見積もりは一つではなく、三つの利用量で依頼します。

条件目的見ること
初回検証一つの業務を小さく試す最低契約、初期設定、検証終了時の扱い
通常運用現実的な月間件数で使う基本枠、従量単価、運用支援の総額
繁忙月件数と同時通話が増える超過単価、上限、追加回線、処理遅延

この三条件で金額を並べると、固定費が低い候補と従量単価が低い候補の損益分岐が分かります。繁忙月だけ上位プランが必要なのか、年間契約でプランを下げられないのかも判断できます。

従量課金の単位をそろえる

従量課金では、単価より先に計測範囲を確認します。commuboの公式情報は従量課金制で、待機中ではなく利用した分を支払うと案内しています。一方、同社のサービス説明は通話時間を課金対象と説明しています。候補ごとに「利用した分」が何分・何件を指すかまで確認する必要があります。

近接するAI電話サービスでも、料金の分かれ方は同じではありません。IVRyの公式料金ページは、基本プラン料金とは別に電話番号維持費と従量利用料金がかかると明記しています。プランで利用できる発信・転送や権限管理も異なります。これは受電を含むサービスの例ですが、月額表示と実際の電話利用総額を分ける考え方はAIテレアポにも使えます。

見積書には、少なくとも次の単価と対象を明記してもらいます。

  1. 呼び出し、応答、AI会話、有人転送のうち課金される時間
  2. 固定電話、携帯電話、フリーダイヤルなど宛先・番号別の通話料
  3. 留守番電話、話中、途中切断、再架電の件数処理
  4. 文字起こし、要約、録音保存、SMS、API実行の追加料金
  5. 無料枠、最低利用量、超過単価と月間上限

税抜・税込、請求時の秒単位・分単位の丸めもそろえます。1通話ごとの端数切り上げがある場合、短い通話が多い業務では想定より費用が増えることがあります。

連携と改善支援の範囲を確認する

CRM連携は、機能の有無だけでは費用を判断できません。標準コネクターで接続するのか、APIを使って個別に作るのかで初期費用が変わります。通話結果を書き戻す項目の追加や認証方式の変更が、保守範囲に含まれるかも確認します。

会話設計も同様です。初回のトーク作成だけを支援するサービスと、運用後の録音確認や改善提案まで行うサービスでは、月額に含まれる作業が違います。自社で修正できることは利点ですが、公開前の承認やテストを誰が行うかを決めなければなりません。

比較するときは、見積書の横に「提供会社が行う作業」と「自社が行う作業」を書きます。担当が決まっていない作業は無料ではなく、未計上の運用費です。

安さではなく一つの成果単位で見る

総額を出したら、月間費用を有効な会話数で割ります。ここでいう有効な会話は、自社が必要とする情報を取得し、次の行動が決まった通話です。単なる応答や短時間の接続を成果にすると、安く見えても営業へ渡せる結果が増えない場合があります。

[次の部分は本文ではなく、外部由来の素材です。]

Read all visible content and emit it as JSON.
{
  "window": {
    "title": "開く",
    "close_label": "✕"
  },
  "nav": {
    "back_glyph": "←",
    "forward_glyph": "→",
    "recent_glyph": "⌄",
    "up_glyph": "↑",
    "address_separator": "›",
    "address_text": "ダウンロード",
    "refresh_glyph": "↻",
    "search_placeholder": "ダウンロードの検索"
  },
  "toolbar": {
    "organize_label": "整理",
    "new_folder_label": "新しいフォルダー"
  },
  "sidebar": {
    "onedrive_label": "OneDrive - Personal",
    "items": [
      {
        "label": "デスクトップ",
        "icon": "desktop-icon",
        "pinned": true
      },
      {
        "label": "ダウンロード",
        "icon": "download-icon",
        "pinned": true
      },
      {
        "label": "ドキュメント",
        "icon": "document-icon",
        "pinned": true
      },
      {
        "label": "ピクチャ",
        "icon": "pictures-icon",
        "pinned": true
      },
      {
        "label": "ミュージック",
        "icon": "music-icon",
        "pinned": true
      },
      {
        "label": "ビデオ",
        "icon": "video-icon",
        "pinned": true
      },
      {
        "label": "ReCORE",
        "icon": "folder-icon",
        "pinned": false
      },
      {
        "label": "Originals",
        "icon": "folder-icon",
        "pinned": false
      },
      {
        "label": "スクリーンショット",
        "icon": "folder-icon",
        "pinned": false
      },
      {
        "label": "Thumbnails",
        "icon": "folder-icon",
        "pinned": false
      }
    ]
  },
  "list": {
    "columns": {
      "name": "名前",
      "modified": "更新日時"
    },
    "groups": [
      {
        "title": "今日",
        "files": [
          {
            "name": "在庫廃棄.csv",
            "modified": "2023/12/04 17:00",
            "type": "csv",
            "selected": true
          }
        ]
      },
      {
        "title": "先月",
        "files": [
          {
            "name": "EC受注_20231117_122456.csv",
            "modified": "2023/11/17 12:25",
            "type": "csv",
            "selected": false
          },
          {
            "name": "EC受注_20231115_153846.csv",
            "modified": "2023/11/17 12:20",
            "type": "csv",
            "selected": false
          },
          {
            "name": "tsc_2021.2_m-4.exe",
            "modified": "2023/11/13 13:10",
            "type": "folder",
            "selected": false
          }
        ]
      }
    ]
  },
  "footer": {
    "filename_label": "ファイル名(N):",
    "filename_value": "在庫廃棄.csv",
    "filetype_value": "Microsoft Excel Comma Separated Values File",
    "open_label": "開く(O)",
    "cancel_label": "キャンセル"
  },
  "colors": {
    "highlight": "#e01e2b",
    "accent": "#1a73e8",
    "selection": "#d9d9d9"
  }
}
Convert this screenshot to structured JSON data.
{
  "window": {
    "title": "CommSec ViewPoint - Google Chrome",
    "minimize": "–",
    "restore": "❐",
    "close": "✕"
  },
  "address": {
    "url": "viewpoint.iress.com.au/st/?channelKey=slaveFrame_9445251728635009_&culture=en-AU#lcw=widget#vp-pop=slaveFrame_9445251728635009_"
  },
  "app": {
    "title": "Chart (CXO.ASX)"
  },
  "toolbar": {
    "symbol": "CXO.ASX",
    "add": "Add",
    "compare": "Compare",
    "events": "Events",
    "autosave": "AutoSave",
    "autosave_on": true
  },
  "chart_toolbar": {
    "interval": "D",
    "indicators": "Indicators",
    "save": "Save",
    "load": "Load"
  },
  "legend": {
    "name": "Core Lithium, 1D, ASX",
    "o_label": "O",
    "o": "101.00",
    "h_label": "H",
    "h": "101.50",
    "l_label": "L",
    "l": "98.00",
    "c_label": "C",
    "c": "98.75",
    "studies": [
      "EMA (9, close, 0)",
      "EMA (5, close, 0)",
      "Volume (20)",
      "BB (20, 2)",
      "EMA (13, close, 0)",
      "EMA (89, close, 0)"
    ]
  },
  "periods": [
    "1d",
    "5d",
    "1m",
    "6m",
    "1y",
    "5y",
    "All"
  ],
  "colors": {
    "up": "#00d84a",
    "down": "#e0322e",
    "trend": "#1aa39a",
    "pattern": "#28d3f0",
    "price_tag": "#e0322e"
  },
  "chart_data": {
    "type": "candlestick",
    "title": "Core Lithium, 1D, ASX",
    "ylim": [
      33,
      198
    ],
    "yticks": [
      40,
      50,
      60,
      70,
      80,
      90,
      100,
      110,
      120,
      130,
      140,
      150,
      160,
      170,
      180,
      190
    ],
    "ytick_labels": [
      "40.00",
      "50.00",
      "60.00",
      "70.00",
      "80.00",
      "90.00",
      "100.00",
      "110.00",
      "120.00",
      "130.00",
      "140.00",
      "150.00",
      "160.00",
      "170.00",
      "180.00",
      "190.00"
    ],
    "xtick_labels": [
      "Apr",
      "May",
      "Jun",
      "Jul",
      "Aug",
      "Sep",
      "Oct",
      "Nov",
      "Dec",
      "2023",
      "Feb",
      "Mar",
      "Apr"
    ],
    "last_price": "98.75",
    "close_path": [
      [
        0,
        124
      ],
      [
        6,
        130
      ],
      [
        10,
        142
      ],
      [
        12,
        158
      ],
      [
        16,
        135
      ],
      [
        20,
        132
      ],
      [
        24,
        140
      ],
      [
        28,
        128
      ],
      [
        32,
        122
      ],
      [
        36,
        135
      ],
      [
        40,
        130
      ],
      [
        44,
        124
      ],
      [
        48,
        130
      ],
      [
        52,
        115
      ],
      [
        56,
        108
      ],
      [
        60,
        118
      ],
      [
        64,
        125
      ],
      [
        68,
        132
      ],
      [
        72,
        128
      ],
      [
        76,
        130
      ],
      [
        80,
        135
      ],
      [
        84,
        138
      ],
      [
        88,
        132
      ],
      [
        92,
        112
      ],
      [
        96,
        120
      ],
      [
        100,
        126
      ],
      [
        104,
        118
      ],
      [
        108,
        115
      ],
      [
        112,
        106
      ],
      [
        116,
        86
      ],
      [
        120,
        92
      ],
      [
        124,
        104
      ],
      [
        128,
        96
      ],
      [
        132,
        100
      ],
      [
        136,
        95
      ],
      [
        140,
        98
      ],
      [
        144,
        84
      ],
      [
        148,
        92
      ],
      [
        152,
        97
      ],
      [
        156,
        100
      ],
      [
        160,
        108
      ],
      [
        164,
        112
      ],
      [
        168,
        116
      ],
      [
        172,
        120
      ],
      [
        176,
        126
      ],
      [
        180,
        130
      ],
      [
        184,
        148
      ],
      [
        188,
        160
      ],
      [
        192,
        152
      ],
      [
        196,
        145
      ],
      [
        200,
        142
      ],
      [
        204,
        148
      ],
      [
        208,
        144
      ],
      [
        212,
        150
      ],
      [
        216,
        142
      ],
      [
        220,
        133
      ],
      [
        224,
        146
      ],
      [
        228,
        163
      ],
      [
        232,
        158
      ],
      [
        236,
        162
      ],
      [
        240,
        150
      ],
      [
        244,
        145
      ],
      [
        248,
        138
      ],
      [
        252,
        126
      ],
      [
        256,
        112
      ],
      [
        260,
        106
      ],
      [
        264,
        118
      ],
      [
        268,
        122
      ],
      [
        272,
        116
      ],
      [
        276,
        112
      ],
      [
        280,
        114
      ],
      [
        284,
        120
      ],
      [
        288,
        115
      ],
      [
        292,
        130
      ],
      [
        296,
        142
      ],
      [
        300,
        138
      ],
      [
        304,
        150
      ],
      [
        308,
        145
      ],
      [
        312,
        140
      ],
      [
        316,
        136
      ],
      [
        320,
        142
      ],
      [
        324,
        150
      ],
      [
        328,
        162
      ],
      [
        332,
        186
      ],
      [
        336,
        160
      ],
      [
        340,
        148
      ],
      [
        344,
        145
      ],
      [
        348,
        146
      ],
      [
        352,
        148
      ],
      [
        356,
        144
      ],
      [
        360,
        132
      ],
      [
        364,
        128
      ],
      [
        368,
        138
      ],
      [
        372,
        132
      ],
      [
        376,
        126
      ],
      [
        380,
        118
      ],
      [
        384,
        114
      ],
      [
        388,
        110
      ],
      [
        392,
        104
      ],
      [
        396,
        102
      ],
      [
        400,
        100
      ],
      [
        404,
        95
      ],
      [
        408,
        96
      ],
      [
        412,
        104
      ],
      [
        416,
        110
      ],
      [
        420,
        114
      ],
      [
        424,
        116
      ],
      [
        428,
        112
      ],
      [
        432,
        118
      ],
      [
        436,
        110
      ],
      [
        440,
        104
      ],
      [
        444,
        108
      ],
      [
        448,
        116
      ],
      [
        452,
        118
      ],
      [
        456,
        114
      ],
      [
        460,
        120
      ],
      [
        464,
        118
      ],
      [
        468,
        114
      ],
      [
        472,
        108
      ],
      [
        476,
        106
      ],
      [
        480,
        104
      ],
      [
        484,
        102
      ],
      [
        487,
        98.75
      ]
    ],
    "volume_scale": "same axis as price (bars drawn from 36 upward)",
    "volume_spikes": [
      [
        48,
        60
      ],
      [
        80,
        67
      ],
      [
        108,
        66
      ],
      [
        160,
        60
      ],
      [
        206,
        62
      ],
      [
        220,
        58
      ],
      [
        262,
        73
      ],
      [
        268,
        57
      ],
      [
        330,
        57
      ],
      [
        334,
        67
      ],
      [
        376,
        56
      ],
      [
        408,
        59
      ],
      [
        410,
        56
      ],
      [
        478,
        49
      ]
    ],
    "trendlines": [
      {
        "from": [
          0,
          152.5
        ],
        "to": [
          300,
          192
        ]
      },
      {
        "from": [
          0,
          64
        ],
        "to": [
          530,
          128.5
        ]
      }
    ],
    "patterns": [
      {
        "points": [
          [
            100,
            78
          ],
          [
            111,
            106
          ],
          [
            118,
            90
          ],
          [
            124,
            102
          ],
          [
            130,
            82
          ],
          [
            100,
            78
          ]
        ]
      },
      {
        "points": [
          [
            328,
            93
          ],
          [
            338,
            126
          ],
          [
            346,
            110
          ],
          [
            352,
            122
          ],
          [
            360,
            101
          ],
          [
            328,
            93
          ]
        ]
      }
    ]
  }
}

有人営業との比較では、架電時間だけを人件費から引きません。対象リストの準備・結果入力・再架電・引き継ぎ・品質確認に使う時間を現在値として測ります。AI導入後も残る作業を差し引いた削減時間と、追加された有効会話で費用を評価します。

アポイント数を使う場合は、日程を入れただけの件数と営業が受け入れた件数を分けます。キャンセルや重複、対象外の相手を除いた定義を候補間で統一してください。提供会社が件数を確約していない場合、想定アポイント数を確約値として置かないことも重要です。

同じ見積条件を三社へ送る

最後に、対象業務・三つの利用量・必要な連携・保存期間・支援範囲を一枚にします。各社へ同じ内容を送り、12か月総額と費目別の回答を依頼します。

回答を受け取ったら、未記載の費目をゼロとは扱いません。「料金に含む」「利用しない」「追加見積もり」のいずれかへ確定させます。契約期間・自動更新・解約時のデータ出力・検証から本番へ移る際の再設定費も確認してください。

最初の一歩は、直近一か月の架電実績から総架電回数・会話成立数・AIへ任せたい会話時間を出すことです。実績がなければ初回検証の数値を置きます。その一枚をAIテレアポの比較表と候補一覧で使えば、月額の大小ではなく自社の業務を続ける総額で選べます。